Tribunal Administratif de la Martinique, 22/07/2022, n°2200213
Vu la procédure suivante :
Par une requête, enregistrée le 5 avril 2022, la société Est Industries Sentis, représentée par la Selarl Soler-Couteaux et associés, demande au juge des référés :
1°) de condamner le Syndicat martiniquais de traitement et de valorisation des déchets à lui verser une provision d'un montant total de 748 120, 95 euros correspondant à une créance de 565 604, 53 euros au titre du solde du marché public, assortie d'un montant de 39 264, 19 euros au titre des révisions de prix et, d'un montant de 143 252, 23 euros au titre des intérêts moratoires et frais forfaitaires de recouvrement en application de l'article R. 541-1 du code de justice administrative ;
2°) de mettre à la charge du syndicat martiniquais de traitement et de valorisation des déchets (SMTVD) une somme de 5 000 euros en application de l'article L. 761-1 du code de justice administrative.
Elle soutient que :
- la créance est non sérieusement contestable dès lors que le décompte général est devenu tacitement définitif en application de l'article 13.4.4 du CCAG travaux ;
- les révisions de prix sont indiquées au titre du projet de décompte, et sont conformes aux stipulations contractuelles, ainsi qu'au décompte transmis par le maître d'œuvre ;
- les intérêts moratoires sont dus dès lors que le délai de paiement de 30 jours n'a pas été respecté à compter du dépôt de la facture sur l'application Chorus.

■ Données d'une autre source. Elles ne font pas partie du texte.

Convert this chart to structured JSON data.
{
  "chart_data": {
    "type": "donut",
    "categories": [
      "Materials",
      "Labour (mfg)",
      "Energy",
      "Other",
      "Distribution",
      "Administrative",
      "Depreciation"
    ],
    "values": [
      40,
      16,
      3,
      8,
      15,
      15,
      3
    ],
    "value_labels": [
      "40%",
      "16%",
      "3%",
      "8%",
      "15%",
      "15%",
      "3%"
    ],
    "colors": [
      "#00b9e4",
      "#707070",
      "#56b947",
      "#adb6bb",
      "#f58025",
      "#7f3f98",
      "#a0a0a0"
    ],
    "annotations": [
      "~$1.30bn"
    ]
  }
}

Par un mémoire, enregistré le 11 juillet 2022, la société Est Industries Sentis a déclaré se désister de ses conclusions principales à hauteur de 565 604, 53 euros au titre du solde du marché, à la suite des règlements perçus en cours d'instance mais maintient ses conclusions tendant au versement d'une somme de 39 264,19 euros au titre des révisions de prix ainsi que ses conclusions accessoires réévaluées à 150 107,61 euros au titre des intérêts moratoires et frais forfaitaires de recouvrement.

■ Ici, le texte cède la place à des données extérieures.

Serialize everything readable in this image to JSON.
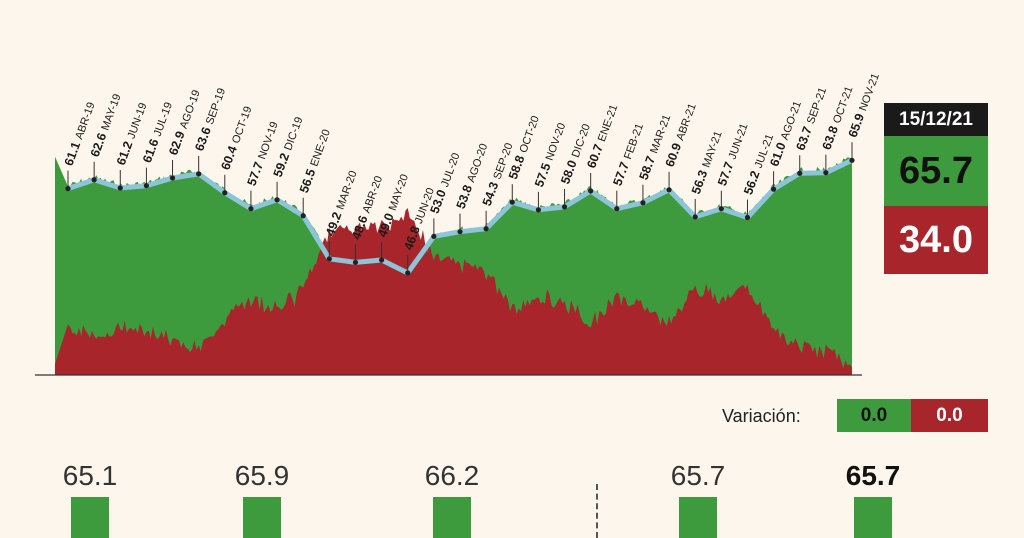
{
  "chart_data": [
    {
      "type": "area",
      "title": "",
      "months": [
        "ABR-19",
        "MAY-19",
        "JUN-19",
        "JUL-19",
        "AGO-19",
        "SEP-19",
        "OCT-19",
        "NOV-19",
        "DIC-19",
        "ENE-20",
        "MAR-20",
        "ABR-20",
        "MAY-20",
        "JUN-20",
        "JUL-20",
        "AGO-20",
        "SEP-20",
        "OCT-20",
        "NOV-20",
        "DIC-20",
        "ENE-21",
        "FEB-21",
        "MAR-21",
        "ABR-21",
        "MAY-21",
        "JUN-21",
        "JUL-21",
        "AGO-21",
        "SEP-21",
        "OCT-21",
        "NOV-21"
      ],
      "values": [
        61.1,
        62.6,
        61.2,
        61.6,
        62.9,
        63.6,
        60.4,
        57.7,
        59.2,
        56.5,
        49.2,
        48.6,
        49.0,
        46.8,
        53.0,
        53.8,
        54.3,
        58.8,
        57.5,
        58.0,
        60.7,
        57.7,
        58.7,
        60.9,
        56.3,
        57.7,
        56.2,
        61.0,
        63.7,
        63.8,
        65.9
      ],
      "colors": {
        "approve": "#3d9a3d",
        "disapprove": "#a8262b",
        "line": "#8cc4d8"
      }
    },
    {
      "type": "bar",
      "values": [
        "65.1",
        "65.9",
        "66.2",
        "65.7",
        "65.7"
      ],
      "color": "#3d9a3d"
    }
  ],
  "summary": {
    "date": "15/12/21",
    "approve": "65.7",
    "disapprove": "34.0",
    "variacion_label": "Variación:",
    "var_approve": "0.0",
    "var_disapprove": "0.0"
  }
}
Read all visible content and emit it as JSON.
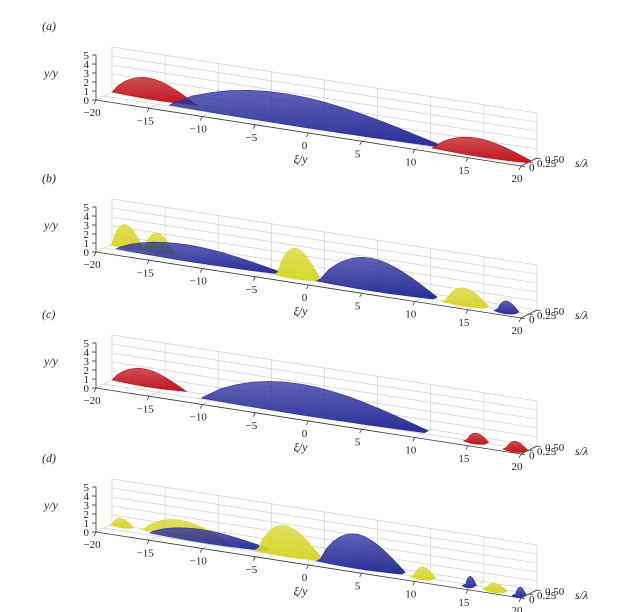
{
  "chart_data": [
    {
      "panel": "(a)",
      "type": "3d-isosurface",
      "xlabel": "ξ/y_p",
      "ylabel": "y/y_p",
      "zlabel": "s/λ_θ",
      "x_ticks": [
        "−20",
        "−15",
        "−10",
        "−5",
        "0",
        "5",
        "10",
        "15",
        "20"
      ],
      "y_ticks": [
        "0",
        "1",
        "2",
        "3",
        "4",
        "5"
      ],
      "z_ticks": [
        "0",
        "0.25",
        "0.50"
      ],
      "blobs": [
        {
          "color": "#c0141c",
          "x0": -20,
          "x1": -12,
          "h": 2.2,
          "z": 0.5
        },
        {
          "color": "#2a2f9a",
          "x0": -14,
          "x1": 11,
          "h": 3.0,
          "z": 0.3
        },
        {
          "color": "#c0141c",
          "x0": 11,
          "x1": 20,
          "h": 1.6,
          "z": 0.2
        }
      ]
    },
    {
      "panel": "(b)",
      "type": "3d-isosurface",
      "xlabel": "ξ/y_p",
      "ylabel": "y/y_p",
      "zlabel": "s/λ_θ",
      "x_ticks": [
        "−20",
        "−15",
        "−10",
        "−5",
        "0",
        "5",
        "10",
        "15",
        "20"
      ],
      "y_ticks": [
        "0",
        "1",
        "2",
        "3",
        "4",
        "5"
      ],
      "z_ticks": [
        "0",
        "0.25",
        "0.50"
      ],
      "blobs": [
        {
          "color": "#d8d62a",
          "x0": -20,
          "x1": -17,
          "h": 2.4,
          "z": 0.45
        },
        {
          "color": "#d8d62a",
          "x0": -17,
          "x1": -14,
          "h": 2.0,
          "z": 0.45
        },
        {
          "color": "#2a2f9a",
          "x0": -19,
          "x1": -4,
          "h": 1.4,
          "z": 0.3
        },
        {
          "color": "#d8d62a",
          "x0": -4,
          "x1": 0,
          "h": 3.0,
          "z": 0.25
        },
        {
          "color": "#2a2f9a",
          "x0": 0,
          "x1": 11,
          "h": 3.2,
          "z": 0.25
        },
        {
          "color": "#d8d62a",
          "x0": 12,
          "x1": 16,
          "h": 1.6,
          "z": 0.2
        },
        {
          "color": "#2a2f9a",
          "x0": 17,
          "x1": 19,
          "h": 1.0,
          "z": 0.15
        }
      ]
    },
    {
      "panel": "(c)",
      "type": "3d-isosurface",
      "xlabel": "ξ/y_p",
      "ylabel": "y/y_p",
      "zlabel": "s/λ_θ",
      "x_ticks": [
        "−20",
        "−15",
        "−10",
        "−5",
        "0",
        "5",
        "10",
        "15",
        "20"
      ],
      "y_ticks": [
        "0",
        "1",
        "2",
        "3",
        "4",
        "5"
      ],
      "z_ticks": [
        "0",
        "0.25",
        "0.50"
      ],
      "blobs": [
        {
          "color": "#c0141c",
          "x0": -20,
          "x1": -13,
          "h": 1.8,
          "z": 0.5
        },
        {
          "color": "#2a2f9a",
          "x0": -11,
          "x1": 10,
          "h": 3.0,
          "z": 0.3
        },
        {
          "color": "#c0141c",
          "x0": 14,
          "x1": 16,
          "h": 0.8,
          "z": 0.2
        },
        {
          "color": "#c0141c",
          "x0": 18,
          "x1": 20,
          "h": 0.8,
          "z": 0.1
        }
      ]
    },
    {
      "panel": "(d)",
      "type": "3d-isosurface",
      "xlabel": "ξ/y_p",
      "ylabel": "y/y_p",
      "zlabel": "s/λ_θ",
      "x_ticks": [
        "−20",
        "−15",
        "−10",
        "−5",
        "0",
        "5",
        "10",
        "15",
        "20"
      ],
      "y_ticks": [
        "0",
        "1",
        "2",
        "3",
        "4",
        "5"
      ],
      "z_ticks": [
        "0",
        "0.25",
        "0.50"
      ],
      "blobs": [
        {
          "color": "#d8d62a",
          "x0": -20,
          "x1": -18,
          "h": 0.8,
          "z": 0.45
        },
        {
          "color": "#d8d62a",
          "x0": -17,
          "x1": -9,
          "h": 1.6,
          "z": 0.45
        },
        {
          "color": "#2a2f9a",
          "x0": -16,
          "x1": -5,
          "h": 1.0,
          "z": 0.35
        },
        {
          "color": "#d8d62a",
          "x0": -6,
          "x1": 0,
          "h": 3.0,
          "z": 0.3
        },
        {
          "color": "#2a2f9a",
          "x0": 0,
          "x1": 8,
          "h": 3.4,
          "z": 0.25
        },
        {
          "color": "#d8d62a",
          "x0": 9,
          "x1": 11,
          "h": 1.0,
          "z": 0.2
        },
        {
          "color": "#2a2f9a",
          "x0": 14,
          "x1": 15,
          "h": 0.9,
          "z": 0.15
        },
        {
          "color": "#d8d62a",
          "x0": 16,
          "x1": 18,
          "h": 0.6,
          "z": 0.12
        },
        {
          "color": "#2a2f9a",
          "x0": 19,
          "x1": 20,
          "h": 0.8,
          "z": 0.05
        }
      ]
    }
  ]
}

La procédure a été communiquée le 7 avril 2022 au syndicat martiniquais de traitement et de valorisation des déchets, inscrit dans l'application télérecours, qui n'a pas produit de mémoire en défense.
Vu les autres pièces du dossier.
Vu :
- le code de la commande publique ;
- le code de la commande publique ;
- la loi n° 2013-100 du 28 janvier 2013 ;
- le décret n° 2013-269 du 29 mars 2013 ;
- l'arrêté ministériel du 8 septembre 2009 portant approbation du cahier des clauses administratives générales applicables aux marchés publics de travaux ;
- le code de justice administrative.
Considérant ce qui suit :
1. Par un acte d'engagement signé le 31 juillet 2019, le syndicat martiniquais
de traitement et de valorisation des déchets (SMTVD) a confié à la société Est Industries Sentis, le marché public ayant pour objet la rénovation des parois de deux fours-chaudières de l'unité de traitement et de valorisation des déchets située à Fort-de-France. Dans le dernier état de ses conclusions, la société Est Industries Sentis demande au juge des référés, le versement d'une somme de 39 264,19 euros au titre des révisions annuelles des prix et d'une somme
de 150 107,61 euros au titre des intérêts moratoires et frais forfaitaires de recouvrement.
Sur la créance due au titre des révisions annuelles des prix
2. Aux termes de l'article R. 541-1 du code de justice administrative : " Le juge des référés peut, même en l'absence d'une demande au fond, accorder une provision au créancier qui l'a saisi lorsque l'existence de l'obligation n'est pas sérieusement contestable. ". Il résulte de ces dispositions que, pour regarder une obligation comme non sérieusement contestable, il appartient au juge des référés de s'assurer que les éléments qui lui sont soumis par les parties sont de nature à en établir l'existence avec un degré suffisant de certitude. Dans ce cas, le montant de la provision que peut allouer le juge des référés n'a d'autre limite que celle résultant du caractère non sérieusement contestable de l'obligation dont les parties font état.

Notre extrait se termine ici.